Medicare Fraud Strike Force operations in seven cities have led to charges against 91 people—including doctors, nurses, and other licensed professionals—for their alleged participation in Medicare fraud schemes involving $429.2 million in false billing. FBI Associate Deputy Director Kevin Perkins joined Attorney General Eric Holder, Health and Human Services Secretary Kathleen Sebelius, and other government officials at a Washington, D.C. press conference announcing the takedown.
The largest number of defendants were charged in Miami—a total of 33 for their alleged participation in various fraud schemes involving a total of $204.5 million in false billings for home health care, mental health services, occupational and physical therapy, and durable medical equipment. Other defendants were charged in Los Angeles (16), Brooklyn (15), Dallas (14), Baton Rouge (4), and Chicago (2).

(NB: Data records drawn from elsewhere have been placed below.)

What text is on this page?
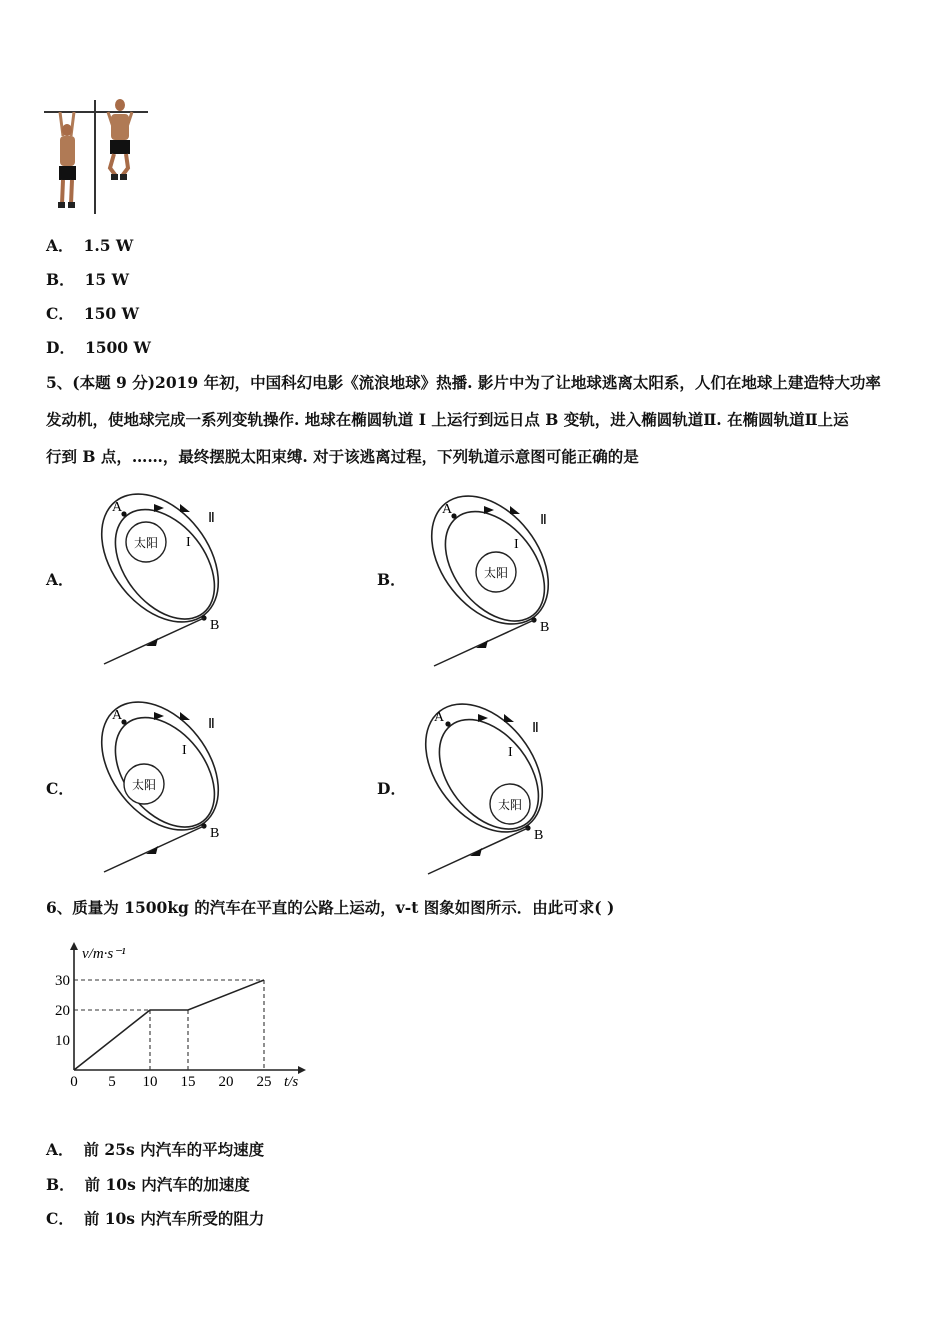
A． 1.5 W
B． 15 W
C． 150 W
D． 1500 W
5、(本题 9 分)2019 年初，中国科幻电影《流浪地球》热播. 影片中为了让地球逃离太阳系，人们在地球上建造特大功率
发动机，使地球完成一系列变轨操作. 地球在椭圆轨道 I 上运行到远日点 B 变轨，进入椭圆轨道Ⅱ. 在椭圆轨道Ⅱ上运
行到 B 点，……，最终摆脱太阳束缚. 对于该逃离过程，下列轨道示意图可能正确的是
A．	B．
C．	D．
太阳
A
B
I
Ⅱ
太阳
A
B
I
Ⅱ
太阳
A
B
I
Ⅱ
太阳
A
B
I
Ⅱ
6、质量为 1500kg 的汽车在平直的公路上运动，v-t 图象如图所示．由此可求( )
v/m·s⁻¹
t/s
0 5 10 15 20 25
10
20
30
A． 前 25s 内汽车的平均速度
B． 前 10s 内汽车的加速度
C． 前 10s 内汽车所受的阻力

According to court documents, defendants were charged in schemes to submit claims to Medicare for treatments that were medically unnecessary and often never provided. In many cases, patient recruiters, Medicare beneficiaries, and others were allegedly paid kickbacks in return for supplying beneficiary information to the providers who submitted the fraudulent claims.
Perkins, who called the strike force’s partnerships “a critical piece of our strategy” to “protect the integrity of Medicare and the health care system at large,” also offered steps that the public—especially Medicare and Medicaid beneficiaries and their family members—can take to help prevent fraud:
- Beware of suspicious activity, including marketers offering money, gifts, or free services to patients;
- Review explanation of benefits forms sent by your insurance company (and contact your company immediately if you see any suspect billings);
- Protect your insurance card information the same way you would protect your credit card information;
- Report any suspicious activity to your local FBI office or HHS’ Office of Inspector General.